Shenyang is large, standing as tall as his hefty fellow soloists, Christine Brewer, Stephanie Blythe and Anthony Dean Griffey. He has a smooth, full voice and when he warmed up to sing the aria "For the mountains shall depart," he was lyrical and tender. Fleming's faith seems ready to be rewarded.
Some say we don't get more of Christine Brewer because she can't get off book in Wagner, but on book she has a voice that chills and enchants so deeply you want more. As both an Angel and Jezebel, Stephanie Blythe shows her magnificent instrument moving easily from heaven to hell. Anthony Dean Griffey made an interesting contrast to his cohorts, because his is the only head voice and the edge brings the ear to attention. Griffey was the only soloist having a visible spiritual experience, as he sat, head thrown back and face to the clouds of Carnegie, with a beatific smile.
In the tradition of the oratorio, pyrotechnics are not provided, but the soloists took advantage of the emotional extremes in their parts.

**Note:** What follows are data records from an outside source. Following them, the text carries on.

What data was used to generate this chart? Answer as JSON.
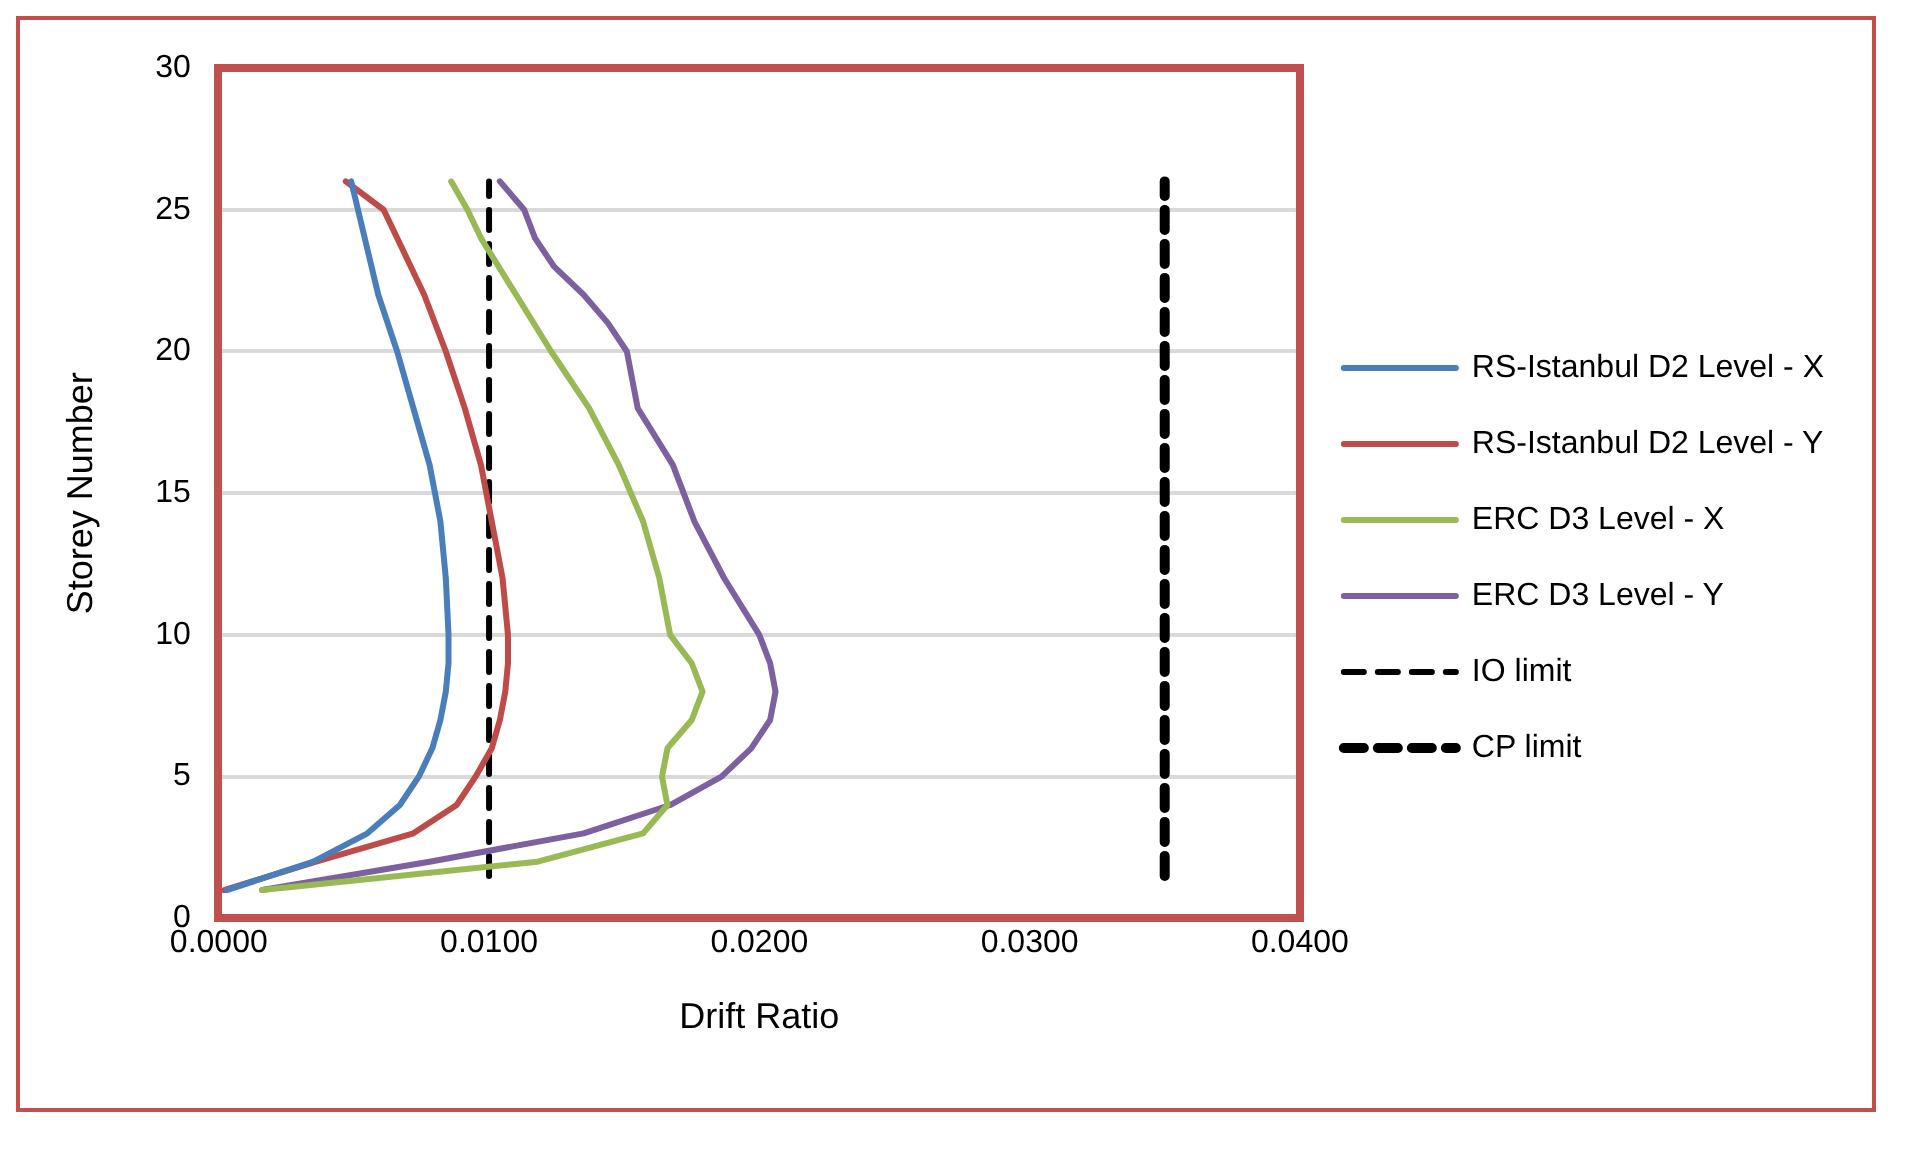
{
  "chart_data": {
    "type": "line",
    "xlabel": "Drift Ratio",
    "ylabel": "Storey Number",
    "xlim": [
      0,
      0.04
    ],
    "xticks": [
      {
        "value": 0,
        "label": "0.0000"
      },
      {
        "value": 0.01,
        "label": "0.0100"
      },
      {
        "value": 0.02,
        "label": "0.0200"
      },
      {
        "value": 0.03,
        "label": "0.0300"
      },
      {
        "value": 0.04,
        "label": "0.0400"
      }
    ],
    "ylim": [
      0,
      30
    ],
    "yticks": [
      0,
      5,
      10,
      15,
      20,
      25,
      30
    ],
    "grid": "y",
    "legend": "right",
    "marker": "none",
    "series": [
      {
        "name": "RS-Istanbul D2 Level - X",
        "color": "#4a7ebb",
        "x": [
          0.0003,
          0.0035,
          0.0055,
          0.0067,
          0.0074,
          0.0079,
          0.0082,
          0.0084,
          0.0085,
          0.0085,
          0.0084,
          0.0082,
          0.0078,
          0.0072,
          0.0066,
          0.0059,
          0.0054,
          0.0049
        ],
        "values": [
          1,
          2,
          3,
          4,
          5,
          6,
          7,
          8,
          9,
          10,
          12,
          14,
          16,
          18,
          20,
          22,
          24,
          26
        ]
      },
      {
        "name": "RS-Istanbul D2 Level - Y",
        "color": "#be4b48",
        "x": [
          0.0002,
          0.0036,
          0.0072,
          0.0088,
          0.0095,
          0.0101,
          0.0104,
          0.0106,
          0.0107,
          0.0107,
          0.0105,
          0.0101,
          0.0097,
          0.0091,
          0.0084,
          0.0076,
          0.0066,
          0.0061,
          0.0047
        ],
        "values": [
          1,
          2,
          3,
          4,
          5,
          6,
          7,
          8,
          9,
          10,
          12,
          14,
          16,
          18,
          20,
          22,
          24,
          25,
          26
        ]
      },
      {
        "name": "ERC D3 Level - X",
        "color": "#98b954",
        "x": [
          0.0016,
          0.0118,
          0.0157,
          0.0166,
          0.0164,
          0.0166,
          0.0175,
          0.0179,
          0.0175,
          0.0167,
          0.0165,
          0.0163,
          0.0157,
          0.0148,
          0.0137,
          0.0123,
          0.011,
          0.0097,
          0.0092,
          0.0086
        ],
        "values": [
          1,
          2,
          3,
          4,
          5,
          6,
          7,
          8,
          9,
          10,
          11,
          12,
          14,
          16,
          18,
          20,
          22,
          24,
          25,
          26
        ]
      },
      {
        "name": "ERC D3 Level - Y",
        "color": "#7d60a0",
        "x": [
          0.0016,
          0.0078,
          0.0135,
          0.0167,
          0.0186,
          0.0197,
          0.0204,
          0.0206,
          0.0204,
          0.02,
          0.0187,
          0.0176,
          0.0168,
          0.0155,
          0.0151,
          0.0144,
          0.0135,
          0.0124,
          0.0117,
          0.0113,
          0.0104
        ],
        "values": [
          1,
          2,
          3,
          4,
          5,
          6,
          7,
          8,
          9,
          10,
          12,
          14,
          16,
          18,
          20,
          21,
          22,
          23,
          24,
          25,
          26
        ]
      },
      {
        "name": "IO limit",
        "color": "#000000",
        "line_style": "dashed",
        "x": [
          0.01,
          0.01
        ],
        "values": [
          1.5,
          26
        ]
      },
      {
        "name": "CP limit",
        "color": "#000000",
        "line_style": "dashed",
        "x": [
          0.035,
          0.035
        ],
        "values": [
          1.5,
          26
        ]
      }
    ]
  }
}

The one moment of humor comes after the chorus representing the apostates pleads with God to bring rain in a reverse Noah moment. When they complain that God is not listening, Elijah suggests they sing louder.
There is a delicious scene in which Elijah asks a young boy to look for the coming rain. Ryan Williams, a boy soprano, is multi-talented, a swimmer, comic artist and ballet dancer as well as a winger. He sang with eager anticipation for relief from the drought. "There is nothing. The heavens are as brass above me!", "The earth is as iron under me!" "No, there is nothing." and finally, "Behold, a little cloud ariseth now from the waters; it is like a man's hand! The heavens are black with clouds and with wind: the storm rusheth louder and louder."

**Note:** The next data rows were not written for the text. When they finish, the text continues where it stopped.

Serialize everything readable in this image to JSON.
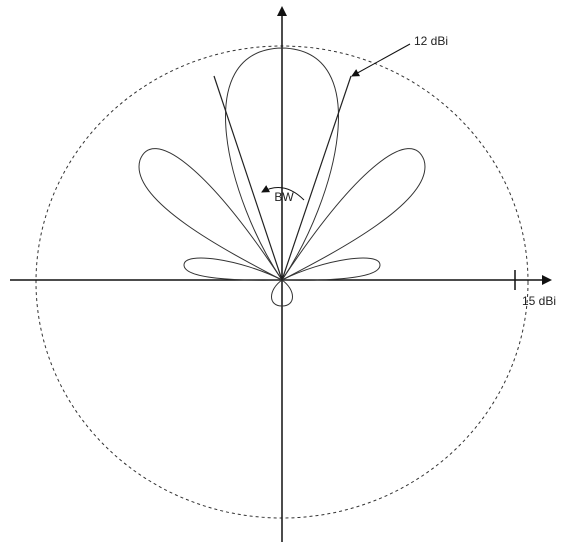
{
  "labels": {
    "lobe_gain": "12 dBi",
    "beamwidth": "BW",
    "circle_gain": "15 dBi"
  }
}
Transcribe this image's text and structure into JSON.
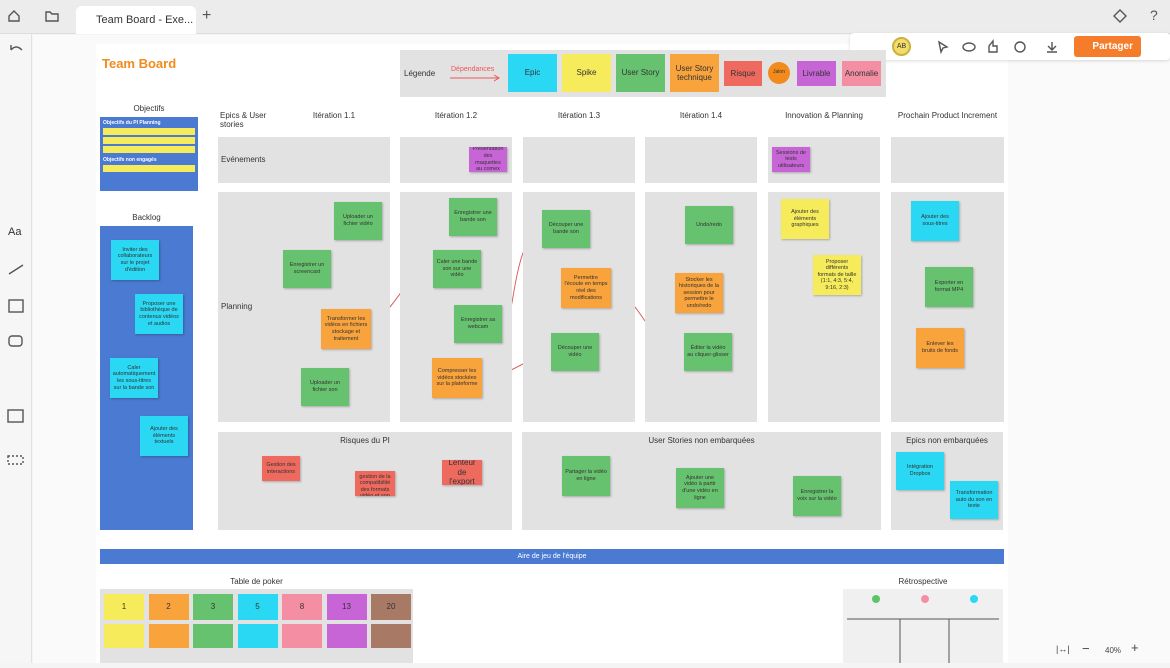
{
  "tab": {
    "title": "Team Board - Exe..."
  },
  "toolbar": {
    "avatar": "AB",
    "share": "Partager",
    "zoom": "40%"
  },
  "board": {
    "title": "Team Board",
    "legend": {
      "label": "Légende",
      "dependencies": "Dépendances",
      "items": [
        {
          "text": "Epic",
          "color": "#2ad8f3"
        },
        {
          "text": "Spike",
          "color": "#f6ec5b"
        },
        {
          "text": "User Story",
          "color": "#66c26e"
        },
        {
          "text": "User Story technique",
          "color": "#f9a33c"
        },
        {
          "text": "Risque",
          "color": "#ee6a5e"
        },
        {
          "text": "Jalon",
          "color": "#f28a1c"
        },
        {
          "text": "Livrable",
          "color": "#c765d6"
        },
        {
          "text": "Anomalie",
          "color": "#f48fa3"
        }
      ]
    },
    "objectives": {
      "title": "Objectifs",
      "committed": "Objectifs du PI Planning",
      "uncommitted": "Objectifs non engagés"
    },
    "backlog": {
      "title": "Backlog"
    },
    "columns": [
      "Epics & User stories",
      "Itération 1.1",
      "Itération 1.2",
      "Itération 1.3",
      "Itération 1.4",
      "Innovation & Planning",
      "Prochain Product Increment"
    ],
    "rows": [
      "Evénements",
      "Planning"
    ],
    "zones": [
      "Risques du PI",
      "User Stories non embarquées",
      "Epics non embarquées"
    ],
    "notes": [
      {
        "text": "Uploader un fichier vidéo",
        "color": "#66c26e"
      },
      {
        "text": "Enregistrer un screencast",
        "color": "#66c26e"
      },
      {
        "text": "Transformer les vidéos en fichiers stockage et traitement",
        "color": "#f9a33c"
      },
      {
        "text": "Uploader un fichier son",
        "color": "#66c26e"
      },
      {
        "text": "Enregistrer une bande son",
        "color": "#66c26e"
      },
      {
        "text": "Caler une bande son sur une vidéo",
        "color": "#66c26e"
      },
      {
        "text": "Enregistrer sa webcam",
        "color": "#66c26e"
      },
      {
        "text": "Compresser les vidéos stockées sur la plateforme",
        "color": "#f9a33c"
      },
      {
        "text": "Présentation des maquettes au comex",
        "color": "#c765d6"
      },
      {
        "text": "Découper une bande son",
        "color": "#66c26e"
      },
      {
        "text": "Permettre l'écoute en temps réel des modifications",
        "color": "#f9a33c"
      },
      {
        "text": "Découper une vidéo",
        "color": "#66c26e"
      },
      {
        "text": "Undo/redo",
        "color": "#66c26e"
      },
      {
        "text": "Stocker les historiques de la session pour permettre le undo/redo",
        "color": "#f9a33c"
      },
      {
        "text": "Éditer la vidéo au cliquer-glisser",
        "color": "#66c26e"
      },
      {
        "text": "Sessions de tests utilisateurs",
        "color": "#c765d6"
      },
      {
        "text": "Ajouter des éléments graphiques",
        "color": "#f6ec5b"
      },
      {
        "text": "Proposer différents formats de taille (1:1, 4:3, 5:4, 9:16, 2:3)",
        "color": "#f6ec5b"
      },
      {
        "text": "Ajouter des sous-titres",
        "color": "#2ad8f3"
      },
      {
        "text": "Exporter en format MP4",
        "color": "#66c26e"
      },
      {
        "text": "Enlever les bruits de fonds",
        "color": "#f9a33c"
      },
      {
        "text": "Gestion des interactions",
        "color": "#ee6a5e"
      },
      {
        "text": "Mauvaise gestion de la compatibilité des formats vidéo et son",
        "color": "#ee6a5e"
      },
      {
        "text": "Lenteur de l'export",
        "color": "#ee6a5e"
      },
      {
        "text": "Partager la vidéo en ligne",
        "color": "#66c26e"
      },
      {
        "text": "Ajouter une vidéo à partir d'une vidéo en ligne",
        "color": "#66c26e"
      },
      {
        "text": "Enregistrer la voix sur la vidéo",
        "color": "#66c26e"
      },
      {
        "text": "Intégration Dropbox",
        "color": "#2ad8f3"
      },
      {
        "text": "Transformation auto du son en texte",
        "color": "#2ad8f3"
      },
      {
        "text": "Inviter des collaborateurs sur le projet d'édition",
        "color": "#2ad8f3"
      },
      {
        "text": "Proposer une bibliothèque de contenus vidéos et audios",
        "color": "#2ad8f3"
      },
      {
        "text": "Caler automatiquement les sous-titres sur la bande son",
        "color": "#2ad8f3"
      },
      {
        "text": "Ajouter des éléments textuels",
        "color": "#2ad8f3"
      }
    ],
    "banner": "Aire de jeu de l'équipe",
    "poker": {
      "title": "Table de poker",
      "cards": [
        {
          "text": "1",
          "color": "#f6ec5b"
        },
        {
          "text": "2",
          "color": "#f9a33c"
        },
        {
          "text": "3",
          "color": "#66c26e"
        },
        {
          "text": "5",
          "color": "#2ad8f3"
        },
        {
          "text": "8",
          "color": "#f48fa3"
        },
        {
          "text": "13",
          "color": "#c765d6"
        },
        {
          "text": "20",
          "color": "#a87a66"
        }
      ]
    },
    "retro": {
      "title": "Rétrospective"
    }
  }
}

This operatic gem of a scene draws from many different Biblical books: To give some sense of how hard Mendelssohn worked to develop a dramatic arc, here are the books from which the rain scene is woven: Jeremiah 14:22, 2 Chronicle 6:27,1 Kings 18:43, Deuteronomy 28:23, 2 Chronicles 6:26,27, 1 Kings 18:41, Psalm 28, 1, 1 Kings 18, 44,45; Psalm 106,2, and finally Psalm 93, 4. "The stormy billows are high; their fury is mighty. But the Lord is above them and Almighty!"

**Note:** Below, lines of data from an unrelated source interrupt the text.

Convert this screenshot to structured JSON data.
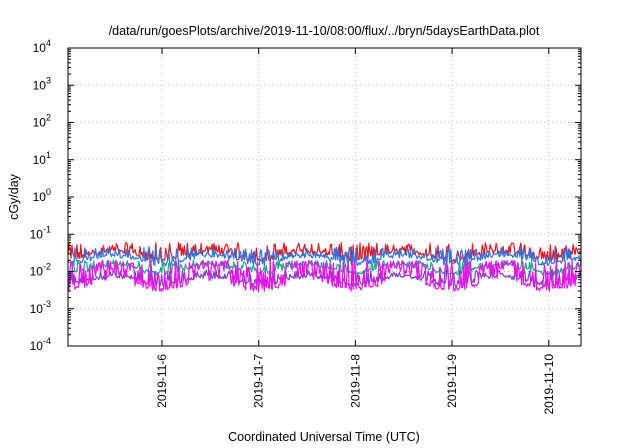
{
  "chart_data": {
    "type": "line",
    "title": "/data/run/goesPlots/archive/2019-11-10/08:00/flux/../bryn/5daysEarthData.plot",
    "xlabel": "Coordinated Universal Time (UTC)",
    "ylabel": "cGy/day",
    "yscale": "log",
    "ylim": [
      0.0001,
      10000
    ],
    "y_ticks": [
      {
        "base": "10",
        "exp": "-4",
        "value": 0.0001
      },
      {
        "base": "10",
        "exp": "-3",
        "value": 0.001
      },
      {
        "base": "10",
        "exp": "-2",
        "value": 0.01
      },
      {
        "base": "10",
        "exp": "-1",
        "value": 0.1
      },
      {
        "base": "10",
        "exp": "0",
        "value": 1
      },
      {
        "base": "10",
        "exp": "1",
        "value": 10
      },
      {
        "base": "10",
        "exp": "2",
        "value": 100
      },
      {
        "base": "10",
        "exp": "3",
        "value": 1000
      },
      {
        "base": "10",
        "exp": "4",
        "value": 10000
      }
    ],
    "xlim": [
      "2019-11-05T00:40",
      "2019-11-10T08:00"
    ],
    "x_ticks": [
      "2019-11-6",
      "2019-11-7",
      "2019-11-8",
      "2019-11-9",
      "2019-11-10"
    ],
    "x_tick_dates": [
      "2019-11-06T00:00",
      "2019-11-07T00:00",
      "2019-11-08T00:00",
      "2019-11-09T00:00",
      "2019-11-10T00:00"
    ],
    "grid": true,
    "legend": "none",
    "series": [
      {
        "color": "#e8151d",
        "baseline": 0.028,
        "peak": 0.06
      },
      {
        "color": "#2c6fe8",
        "baseline": 0.022,
        "peak": 0.045
      },
      {
        "color": "#18a88a",
        "baseline": 0.012,
        "peak": 0.02
      },
      {
        "color": "#7a3fd0",
        "baseline": 0.006,
        "peak": 0.011
      },
      {
        "color": "#f40af0",
        "baseline": 0.0045,
        "peak": 0.02
      }
    ]
  }
}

On the simplest level the Oratorio is unified through a network of recurring motifs. Two in particular, a rising triadic figure and a series of interlocking tritones, are used to identify the prophet Elijah and the catastrophic drought. On a second level, Mendelssohn stitches together several numbers to form larger complexes of through-composed music. The musical structure of Elijah is the largest Mendelssohn ever tried.
This oratorio has legs. Prince Albert pronounced Mendelssohn a second Elijah. Jenny Lind sang soprano in Elijah at a fundraiser for the Leipzig Conservatory Scholarship. (Mendelssohn had written one aria in B-F# with her in mind. F# was her favorite note.) The first winner of the scholarship was 16-year-old Arthur Sullivan, long before he was a gleam in the eye of Gilbert. George Bernard Shaw chimed in that Mendelssohn was an oratorio monger.
The modern Jerusalem Oratorio Choir has performed Elijah several times, most recently as part of a joint project with the choir and orchestra of the Christlichen Musik-und-Kunstakademie of Stuttgart. They perform in both Israel and Germany.
This is a perfect oratorio for joint Passover and Easter celebrations.